Next month is the 30th anniversary of the death of the American ethologist John B. Calhoun. In the early 1960s, he created an series of experiments to discover the causes of social dysfunction. His most famous work involved a so-called ‘rat utopia’ in which rodents were provided comfortable living quarters with unlimited food, water and warmth, and protection from predators. In this cosy environment, the only bar to ratty heaven was that space was limited.
Nonetheless, the happy rats bred prodigiously until their quarters became uncomfortably overcrowded. This lack of space meant they were unable to control with whom or how often they came into social contact. Routine acts like feeding, grooming, nest-building and rearing young were all interrupted by an abundance of social contact.
When faced with conflict over space, the adrenal system kicked in: fight or flight. The problem was that with nowhere to run to, savage battles erupted. Cannibalism and infanticide soon took hold. Even without hunger or disease, some groups saw infant mortality reach as high as 96 per cent. Too much contact with other rats meant increasing disruption to the rearing of young, even when they weren’t being intentionally killed.
Meanwhile, growing numbers of males became hyper-sexual, exhibiting what’s described as poly- or pansexual behaviour while many turned to homosexuality. Calhoun termed some of them ‘the beautiful ones’; males that ate, drank, slept and groomed themselves and chose never to fight or seek out a mate.
He described this as the ‘first death’, the loss of social skills that irreparably damaged the functioning of the group. Then came the second death, when the population quickly died out, despite the continued abundance of food and water.
Some rats were removed from this hyper-sexual, hyper-violent world. Yet when they were returned to a normal rodent environment they continued the strange behaviour that they had acquired in Calhoun’s quarters: he dubbed them ‘autistic-like creatures’. He noted that they no longer associated with their fellow rats, abstained from all forms of sex, and remained celibate and inviolate until they died of natural causes.

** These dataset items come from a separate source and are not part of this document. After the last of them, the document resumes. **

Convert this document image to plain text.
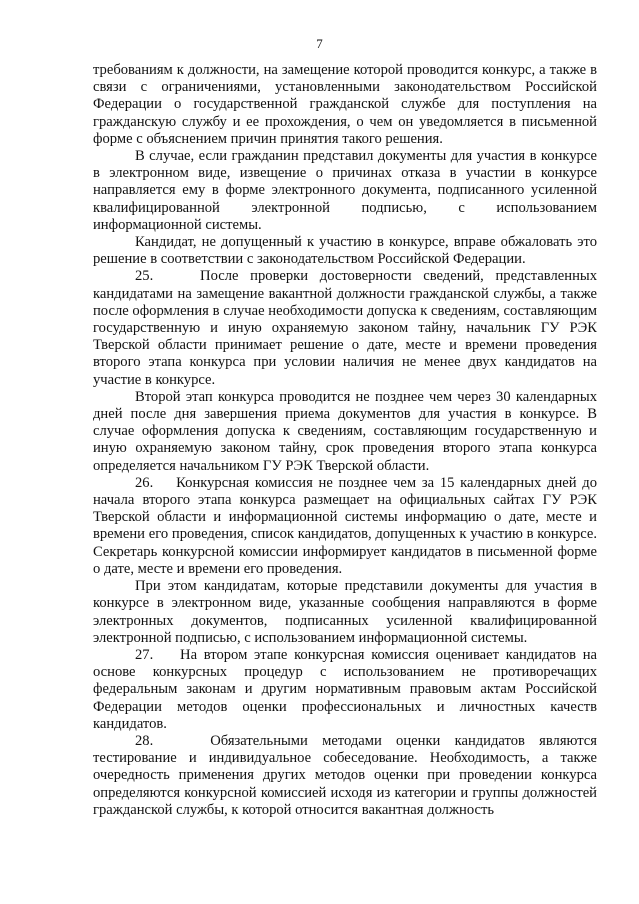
7

требованиям к должности, на замещение которой проводится конкурс, а также в связи с ограничениями, установленными законодательством Российской Федерации о государственной гражданской службе для поступления на гражданскую службу и ее прохождения, о чем он уведомляется в письменной форме с объяснением причин принятия такого решения.

В случае, если гражданин представил документы для участия в конкурсе в электронном виде, извещение о причинах отказа в участии в конкурсе направляется ему в форме электронного документа, подписанного усиленной квалифицированной электронной подписью, с использованием информационной системы.

Кандидат, не допущенный к участию в конкурсе, вправе обжаловать это решение в соответствии с законодательством Российской Федерации.

25.    После проверки достоверности сведений, представленных кандидатами на замещение вакантной должности гражданской службы, а также после оформления в случае необходимости допуска к сведениям, составляющим государственную и иную охраняемую законом тайну, начальник ГУ РЭК Тверской области принимает решение о дате, месте и времени проведения второго этапа конкурса при условии наличия не менее двух кандидатов на участие в конкурсе.

Второй этап конкурса проводится не позднее чем через 30 календарных дней после дня завершения приема документов для участия в конкурсе. В случае оформления допуска к сведениям, составляющим государственную и иную охраняемую законом тайну, срок проведения второго этапа конкурса определяется начальником ГУ РЭК Тверской области.

26.    Конкурсная комиссия не позднее чем за 15 календарных дней до начала второго этапа конкурса размещает на официальных сайтах ГУ РЭК Тверской области и информационной системы информацию о дате, месте и времени его проведения, список кандидатов, допущенных к участию в конкурсе. Секретарь конкурсной комиссии информирует кандидатов в письменной форме о дате, месте и времени его проведения.

При этом кандидатам, которые представили документы для участия в конкурсе в электронном виде, указанные сообщения направляются в форме электронных документов, подписанных усиленной квалифицированной электронной подписью, с использованием информационной системы.

27.    На втором этапе конкурсная комиссия оценивает кандидатов на основе конкурсных процедур с использованием не противоречащих федеральным законам и другим нормативным правовым актам Российской Федерации методов оценки профессиональных и личностных качеств кандидатов.

28.    Обязательными методами оценки кандидатов являются тестирование и индивидуальное собеседование. Необходимость, а также очередность применения других методов оценки при проведении конкурса определяются конкурсной комиссией исходя из категории и группы должностей гражданской службы, к которой относится вакантная должность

Aberrant behaviour would increase until it became dominant
The conclusion that Calhoun drew from his experiments was that these rats predicated what would happen to humans, crowded into our overpopulated cities. Aberrant behaviour, Calhoun said, would increase until it became dominant in such an unnatural environment, and deviant sexual habits or complete abstinence would become ever more common. Violence would also increase, and unless our numbers were controlled and drastically limited, the lives of mankind would once again revert to being, in the words of the philosopher Thomas Hobbes, ‘nasty, brutish and short’.
So, was Calhoun correct? Squeezed into our ever tighter spaces, jostled on every side by our fellow creatures, and finding it increasingly difficult to breathe clean air or drink pure water, or even find our own room to be ourselves, are we destined to follow the rats into neurotic oblivion? Looking around, and observing our hyper-sexualised world and the prevalence of petty crime and disorder, it is difficult to be optimistic.